En Canarias, la crisis migratoria no solo se mide en desembarcos, también en ausencias, en llamadas que nunca se responden, en familias esperando noticias desde Senegal, Mali, Mauritania o Marruecos y en tumbas sin nombre frente al océano que intentaron cruzar.

En el muelle del puerto de Los Cristianos, en Tenerife, quienes trabajan en primera línea viven pendientes del horizonte y pasa lo mismo en Arguineguín o en La Respinga.

Juan David Dávila, jefe del servicio de la Policía Portuaria de Los Cristianos, lleva años recibiendo embarcaciones migratorias y reconoce que hay imágenes imposibles de normalizar: “Lo más duro es verles la cara y pensar que en el fondo del cayuco puede venir algún fallecido”, explica. “Estás esperando sacar a todo el mundo sano y salvo, aunque vengan enfermos. Pero cuando registras y te encuentras un cadáver... esa es la gota que colma el vaso”.

El jefe de la policía portuaria

Juan David Dávila, jefe de servicio de la Policía Portuaria en el Puerto de los Cristianos. FOTO: Luis A. Lacorzana

“En casa o con los amigos intentamos hablar lo menos posible del tema, pero siempre necesitas a alguien cercano para poder contarles lo que estás pasando, realmente qué es lo que estás sufriendo, lo que estamos viviendo”, señala Dávila.

"Hay una pregunta que me hago a menudo: ¿qué los empuja a tener que hacer esa travesía, a arriesgarse en el mar? Te juegas la vida, dejas a tu familia atrás para poder darles una vida mejor y cuando llegas aquí te entierran incluso sin nombre porque no se conoce, porque a muchos de ellos ya no se les puede identificar de ninguna manera. Y es más habitual de lo que parece. Este año hemos recibido solamente cuatro cayucos y unas 336 personas, pero creo que han salido muchos más”, añade el oficial.

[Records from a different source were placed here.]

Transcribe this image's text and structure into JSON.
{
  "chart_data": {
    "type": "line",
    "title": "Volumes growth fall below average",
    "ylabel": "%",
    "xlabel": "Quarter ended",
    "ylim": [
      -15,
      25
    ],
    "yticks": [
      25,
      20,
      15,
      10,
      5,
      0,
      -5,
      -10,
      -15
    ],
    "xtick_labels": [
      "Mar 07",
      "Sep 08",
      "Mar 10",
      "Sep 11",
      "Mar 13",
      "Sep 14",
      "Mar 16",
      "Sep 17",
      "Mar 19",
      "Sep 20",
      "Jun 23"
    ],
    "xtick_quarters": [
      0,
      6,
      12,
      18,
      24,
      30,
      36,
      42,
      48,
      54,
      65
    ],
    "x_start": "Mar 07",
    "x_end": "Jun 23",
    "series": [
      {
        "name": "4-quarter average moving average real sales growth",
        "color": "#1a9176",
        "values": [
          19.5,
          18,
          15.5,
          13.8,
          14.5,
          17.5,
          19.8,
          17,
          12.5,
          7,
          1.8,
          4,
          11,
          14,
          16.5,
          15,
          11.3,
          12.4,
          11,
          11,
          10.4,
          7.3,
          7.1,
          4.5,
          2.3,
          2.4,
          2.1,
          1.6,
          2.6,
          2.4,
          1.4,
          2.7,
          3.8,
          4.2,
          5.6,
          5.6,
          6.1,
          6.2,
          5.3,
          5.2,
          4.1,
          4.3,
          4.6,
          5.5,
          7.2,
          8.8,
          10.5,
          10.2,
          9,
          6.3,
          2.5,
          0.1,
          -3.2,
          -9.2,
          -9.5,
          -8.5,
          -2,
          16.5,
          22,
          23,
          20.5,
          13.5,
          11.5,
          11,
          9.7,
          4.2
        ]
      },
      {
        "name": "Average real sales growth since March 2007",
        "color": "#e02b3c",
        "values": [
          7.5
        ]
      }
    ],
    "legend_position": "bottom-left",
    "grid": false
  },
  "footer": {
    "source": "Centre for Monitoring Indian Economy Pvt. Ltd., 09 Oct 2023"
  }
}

Drama en la puerta de Europa

La ruta canaria se ha convertido en una de las más mortales hacia Europa. Muchos migrantes pasan más de una semana en alta mar. Otros desaparecen sin dejar rastro. “Hay cayucos que salen y nunca llegan. Y eso pasa más de lo que la gente piensa”, explica el responsable portuario.

Con la inminente visita del papa León XIV a Canarias —dentro de su primer viaje a España—, el foco vuelve a colocarse sobre los olvidados de la frontera sur europea. Por eso considera necesaria la visita de León XIV: “Es importante que conozca el drama que está sufriendo Canarias como puerta de Europa. Es necesario”. Y añade una frase que resume también la dimensión simbólica de esa visita para quienes trabajan a pie de muelle:

“Yo soy uno de los, entre otros compañeros, de los que vamos a ir a reforzar a la Policía de Santa Cruz para estar ayudando... y además para poder verlo”.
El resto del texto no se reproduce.